ずっとふたり想い合い、幸せでいられる筈だった。
父がそんなわたしと光忠を許すことはなく、わたしたちは逃げた。
審神者として刀剣としての責務から、父から、この世の理から。
自分が使役していた刀剣たちに追われることになるとは思わなかった、とぼんやり考える。
どこかの山中の洞穴で身を寄せ合って、ふたり束の間の休息を取っていた。
「あるじ、大丈夫?疲れたよね、もう少し休んだら山を越えよう」
わたしを気遣う光忠の方がぼろぼろで、むしろわたしが気遣うべきところでこのひとは本当に優しい。
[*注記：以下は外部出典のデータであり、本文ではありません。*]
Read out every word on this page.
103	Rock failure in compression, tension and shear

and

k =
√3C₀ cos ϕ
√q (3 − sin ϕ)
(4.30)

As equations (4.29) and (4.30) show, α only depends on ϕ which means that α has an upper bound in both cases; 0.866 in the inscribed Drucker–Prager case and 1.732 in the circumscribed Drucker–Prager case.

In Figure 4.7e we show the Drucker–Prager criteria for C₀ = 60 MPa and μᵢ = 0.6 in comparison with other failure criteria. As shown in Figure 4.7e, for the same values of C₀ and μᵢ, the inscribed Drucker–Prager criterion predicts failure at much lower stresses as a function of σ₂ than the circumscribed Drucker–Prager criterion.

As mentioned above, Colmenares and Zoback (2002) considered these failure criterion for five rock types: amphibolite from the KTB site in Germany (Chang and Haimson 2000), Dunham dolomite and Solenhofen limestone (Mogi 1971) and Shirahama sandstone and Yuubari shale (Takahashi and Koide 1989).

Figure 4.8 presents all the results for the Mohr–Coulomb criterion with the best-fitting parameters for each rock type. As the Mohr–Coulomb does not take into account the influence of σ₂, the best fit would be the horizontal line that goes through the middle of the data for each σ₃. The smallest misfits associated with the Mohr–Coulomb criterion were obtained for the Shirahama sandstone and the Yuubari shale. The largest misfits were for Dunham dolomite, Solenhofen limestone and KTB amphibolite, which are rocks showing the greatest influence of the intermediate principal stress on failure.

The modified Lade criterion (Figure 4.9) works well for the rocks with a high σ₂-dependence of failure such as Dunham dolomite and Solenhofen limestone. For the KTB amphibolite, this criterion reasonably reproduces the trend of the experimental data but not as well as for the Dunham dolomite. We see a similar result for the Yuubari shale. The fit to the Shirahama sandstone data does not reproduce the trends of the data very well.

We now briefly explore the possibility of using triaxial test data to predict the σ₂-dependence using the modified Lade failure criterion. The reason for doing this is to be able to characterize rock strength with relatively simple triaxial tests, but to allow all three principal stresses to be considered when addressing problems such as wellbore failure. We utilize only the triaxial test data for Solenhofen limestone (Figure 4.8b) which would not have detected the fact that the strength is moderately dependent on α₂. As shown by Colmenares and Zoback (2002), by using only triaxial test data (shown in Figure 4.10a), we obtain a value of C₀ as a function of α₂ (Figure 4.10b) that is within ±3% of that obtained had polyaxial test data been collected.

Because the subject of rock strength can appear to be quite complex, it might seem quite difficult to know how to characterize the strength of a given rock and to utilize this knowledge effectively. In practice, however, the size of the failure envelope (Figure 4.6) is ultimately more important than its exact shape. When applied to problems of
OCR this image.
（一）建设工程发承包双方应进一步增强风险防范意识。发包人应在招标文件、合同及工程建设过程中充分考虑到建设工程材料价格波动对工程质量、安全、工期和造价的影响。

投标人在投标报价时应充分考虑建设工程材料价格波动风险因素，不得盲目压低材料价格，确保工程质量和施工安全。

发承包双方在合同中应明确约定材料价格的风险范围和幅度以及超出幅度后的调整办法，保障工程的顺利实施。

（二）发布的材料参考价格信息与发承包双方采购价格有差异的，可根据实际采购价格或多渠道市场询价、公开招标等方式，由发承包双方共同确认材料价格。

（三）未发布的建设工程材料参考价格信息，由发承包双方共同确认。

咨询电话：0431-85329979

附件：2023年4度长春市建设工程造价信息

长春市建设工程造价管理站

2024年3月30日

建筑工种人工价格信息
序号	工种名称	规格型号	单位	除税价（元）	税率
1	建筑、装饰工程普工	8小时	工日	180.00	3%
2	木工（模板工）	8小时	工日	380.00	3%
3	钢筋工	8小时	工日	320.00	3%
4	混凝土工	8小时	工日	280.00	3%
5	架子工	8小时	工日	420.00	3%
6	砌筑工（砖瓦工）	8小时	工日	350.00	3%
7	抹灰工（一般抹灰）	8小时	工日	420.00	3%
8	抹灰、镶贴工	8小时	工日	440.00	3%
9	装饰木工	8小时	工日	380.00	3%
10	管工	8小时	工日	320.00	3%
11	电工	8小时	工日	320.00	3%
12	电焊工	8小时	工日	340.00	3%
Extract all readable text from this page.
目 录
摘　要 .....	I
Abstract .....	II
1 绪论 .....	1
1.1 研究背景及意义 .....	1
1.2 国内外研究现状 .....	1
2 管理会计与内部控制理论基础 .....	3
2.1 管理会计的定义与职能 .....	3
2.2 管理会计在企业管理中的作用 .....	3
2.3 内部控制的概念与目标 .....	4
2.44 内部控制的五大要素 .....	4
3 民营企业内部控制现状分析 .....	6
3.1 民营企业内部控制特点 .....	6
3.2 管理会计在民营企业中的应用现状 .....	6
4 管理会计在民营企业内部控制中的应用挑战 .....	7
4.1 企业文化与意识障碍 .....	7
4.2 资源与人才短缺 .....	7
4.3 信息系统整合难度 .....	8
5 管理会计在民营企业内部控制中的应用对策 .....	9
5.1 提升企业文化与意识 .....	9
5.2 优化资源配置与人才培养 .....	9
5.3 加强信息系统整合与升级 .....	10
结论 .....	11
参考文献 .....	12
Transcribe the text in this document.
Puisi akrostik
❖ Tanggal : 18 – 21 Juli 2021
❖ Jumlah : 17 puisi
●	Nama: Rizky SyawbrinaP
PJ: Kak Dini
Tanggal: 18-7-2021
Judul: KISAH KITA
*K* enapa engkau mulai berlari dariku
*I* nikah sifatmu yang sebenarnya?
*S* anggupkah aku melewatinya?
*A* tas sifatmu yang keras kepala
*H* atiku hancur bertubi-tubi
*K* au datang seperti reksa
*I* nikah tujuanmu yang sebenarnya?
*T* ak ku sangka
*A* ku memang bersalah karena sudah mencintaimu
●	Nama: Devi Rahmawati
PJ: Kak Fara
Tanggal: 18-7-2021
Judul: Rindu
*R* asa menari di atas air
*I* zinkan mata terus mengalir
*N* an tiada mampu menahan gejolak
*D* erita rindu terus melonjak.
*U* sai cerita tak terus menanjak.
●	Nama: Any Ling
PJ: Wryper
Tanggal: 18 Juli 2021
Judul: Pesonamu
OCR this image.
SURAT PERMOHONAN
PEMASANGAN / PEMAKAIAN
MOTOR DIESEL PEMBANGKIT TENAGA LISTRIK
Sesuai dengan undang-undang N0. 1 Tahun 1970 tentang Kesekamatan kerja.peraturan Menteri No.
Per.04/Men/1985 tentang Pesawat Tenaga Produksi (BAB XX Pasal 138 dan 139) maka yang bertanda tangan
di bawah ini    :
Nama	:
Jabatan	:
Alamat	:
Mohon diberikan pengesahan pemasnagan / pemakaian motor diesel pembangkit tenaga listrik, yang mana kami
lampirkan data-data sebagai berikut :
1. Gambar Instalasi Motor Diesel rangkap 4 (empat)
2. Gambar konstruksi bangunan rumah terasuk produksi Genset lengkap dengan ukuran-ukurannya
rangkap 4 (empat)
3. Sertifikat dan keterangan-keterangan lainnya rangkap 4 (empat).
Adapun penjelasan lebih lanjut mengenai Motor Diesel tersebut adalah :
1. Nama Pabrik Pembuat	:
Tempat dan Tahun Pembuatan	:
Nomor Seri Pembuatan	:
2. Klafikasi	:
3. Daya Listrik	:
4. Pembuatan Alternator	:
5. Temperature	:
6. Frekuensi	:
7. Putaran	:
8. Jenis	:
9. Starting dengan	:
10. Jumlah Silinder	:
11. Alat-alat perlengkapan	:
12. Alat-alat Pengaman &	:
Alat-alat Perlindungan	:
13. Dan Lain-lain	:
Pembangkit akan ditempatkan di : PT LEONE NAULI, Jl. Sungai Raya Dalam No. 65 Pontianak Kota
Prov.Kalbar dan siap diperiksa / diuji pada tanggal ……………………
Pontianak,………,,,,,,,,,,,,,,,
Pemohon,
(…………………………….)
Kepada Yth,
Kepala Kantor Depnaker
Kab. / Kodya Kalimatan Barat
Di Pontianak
軽傷とはいえ、光忠をこのままにしておく訳にもいかないが鍛冶場などこんな山中にはない。
「光忠こそ、少し休んで。わたしは大丈夫だから」
ぐっと自分の肩に頭を凭れさせるように腕を回せば、それじゃあ少しだけと目を閉じた。
力が抜け体重がかかるのを感じながら、懐の短刀に思い馳せる。
きっともう長くは逃げられない。
逃げ切る前に光忠が壊れてしまう。
捕まれば、きっと殺される。
光忠が眠っている間に自害してしまおうか、なんて懐に手を掛けようとしたところを手をとられる。
「み、つただ」
「自害なんて許さないよ、僕と逃げるんだろう?ふたりで、逃げるんだろう?」
有無を言わせない目だった。腰を抱き寄せられ、反対の腕も背に回されすっかり閉じ込められてしまった。
「僕の我が儘だとは分かってるんだ、それでも僕と最期の時まで居てほしい」
抱き締められる腕の中で、どこか遠くないところで聞こえる多くの足音にこれも運命かと目を閉じた。